That female authorship might actually be a marketable commodity is suggested in certain aspects of Mamma Mia!'s publicity campaign which made canny use of the parallels between the three female friends onscreen and the three female friends behind its making, as Judy Craymer suggests: ‘The studio was promoting the three of us as this trio. They saw us as the women.’ (It would be interesting to explore how these ideas have figured in the trio's subsequent, separate, work, such as Craymer's Spice Girls musical Viva Forever! premiered last week, or Lloyd's current all-female production of Julius Caesar or her controversial 2011 collaboration with Streep, The Iron Lady).
But there's a complicating factor in assigning authorship of Mamma Mia! to Craymer, Lloyd or Johnson, of course, and that is the fact that Mamma Mia! is a jukebox musical, heavily dependent on the pre-existing songs of ABBA, sung by Frida and Agnetha but composed by Benny and Bjorn. Given the already prominent position of ABBA in popular culture, it is not surprising that the musical's female creative team have often conceptualised themselves less as original creators and more as self-effacing ‘handmaidens’ to Benny and Bjorn’s vision, facilitating something that was already latent in the songs and just needed bringing out: ‘This was the musical Benny and Bjorn didn’t realise they’d written’, says Lloyd in the film's production notes. Both men also enjoy a ‘Hitchcockian cameo’ in the film, an authorial privilege not extended (to my knowledge) to any of the trio of women.
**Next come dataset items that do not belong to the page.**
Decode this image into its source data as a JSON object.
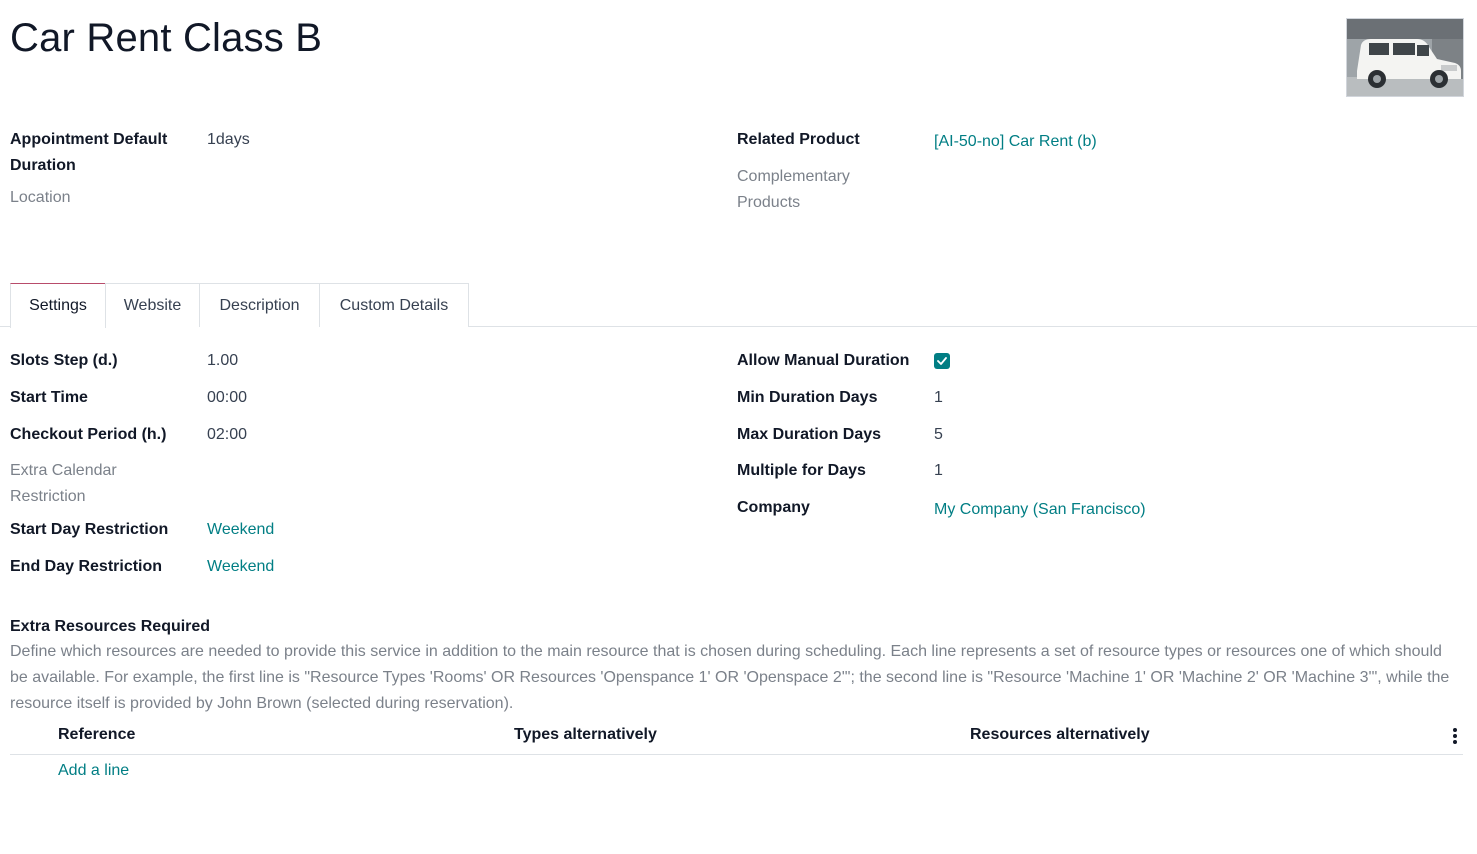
{
  "record": {
    "title": "Car Rent Class B",
    "image_alt": "white SUV in parking garage"
  },
  "header_fields": {
    "duration_label_line1": "Appointment Default",
    "duration_label_line2": "Duration",
    "duration_value": "1days",
    "location_label": "Location",
    "related_product_label": "Related Product",
    "related_product_value": "[AI-50-no] Car Rent (b)",
    "complementary_label_line1": "Complementary",
    "complementary_label_line2": "Products"
  },
  "tabs": [
    {
      "label": "Settings",
      "active": true
    },
    {
      "label": "Website",
      "active": false
    },
    {
      "label": "Description",
      "active": false
    },
    {
      "label": "Custom Details",
      "active": false
    }
  ],
  "settings": {
    "slots_step_label": "Slots Step (d.)",
    "slots_step_value": "1.00",
    "start_time_label": "Start Time",
    "start_time_value": "00:00",
    "checkout_label": "Checkout Period (h.)",
    "checkout_value": "02:00",
    "extra_calendar_line1": "Extra Calendar",
    "extra_calendar_line2": "Restriction",
    "start_day_label": "Start Day Restriction",
    "start_day_value": "Weekend",
    "end_day_label": "End Day Restriction",
    "end_day_value": "Weekend",
    "allow_manual_label": "Allow Manual Duration",
    "allow_manual_checked": true,
    "min_days_label": "Min Duration Days",
    "min_days_value": "1",
    "max_days_label": "Max Duration Days",
    "max_days_value": "5",
    "multiple_label": "Multiple for Days",
    "multiple_value": "1",
    "company_label": "Company",
    "company_value": "My Company (San Francisco)"
  },
  "extra_resources": {
    "title": "Extra Resources Required",
    "help": "Define which resources are needed to provide this service in addition to the main resource that is chosen during scheduling. Each line represents a set of resource types or resources one of which should be available. For example, the first line is \"Resource Types 'Rooms' OR Resources 'Openspance 1' OR 'Openspace 2'\"; the second line is \"Resource 'Machine 1' OR 'Machine 2' OR 'Machine 3'\", while the resource itself is provided by John Brown (selected during reservation).",
    "columns": [
      "Reference",
      "Types alternatively",
      "Resources alternatively"
    ],
    "add_line": "Add a line"
  },
  "colors": {
    "accent": "#017e84",
    "active_tab_top": "#b84c6b",
    "muted_text": "#7b818a"
  }
}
But in the end, authorship is perhaps less important than audience reception when thinking about gender in relation to this film. Mamma Mia! The Movie, like its theatrical antecedent, offered a wonderful platform for audience participation, especially singing and sometimes dancing along with the ABBA hits liberally sprinkled throughout. As Jane Fryer noted, in her jokily quasi-anthropological investigation into the film's success, screenings of this film flouted the usual decorum of ‘going to the cinema to sit quietly and “Shush!” loudly at anyone rattling sweet wrappers too noisily’ and replaced it with the unusual but ‘incredibly moving’ situation of ‘belting out Abba songs with a bunch of strange women and the occasional startled man’. As one 38-year-old female cinemagoer ‘almost buried under two great vats of popcorn’ testified, joining in was ‘the whole point. You become part of it — you’re in the chorus, you’re on the island, you’re at the wedding, you’re finding true love…but most of all, you’re having a great time’. And this could be expanded into participatory events as vast as the series of ‘epic screenings’ at the O2 Arena, marketed asone of the most uplifting experiences you can imagine’. As I.Q. Hunter notes in our book, repeat viewings and audience participation are hallmarks of cult film appreciation and so Mamma Mia! presents an interesting challenge to ‘the masculinity of cult’, enforcing a broadening of its horizons in order to take account of a film that in many ways is absolute anathema to its macho maverick ethos.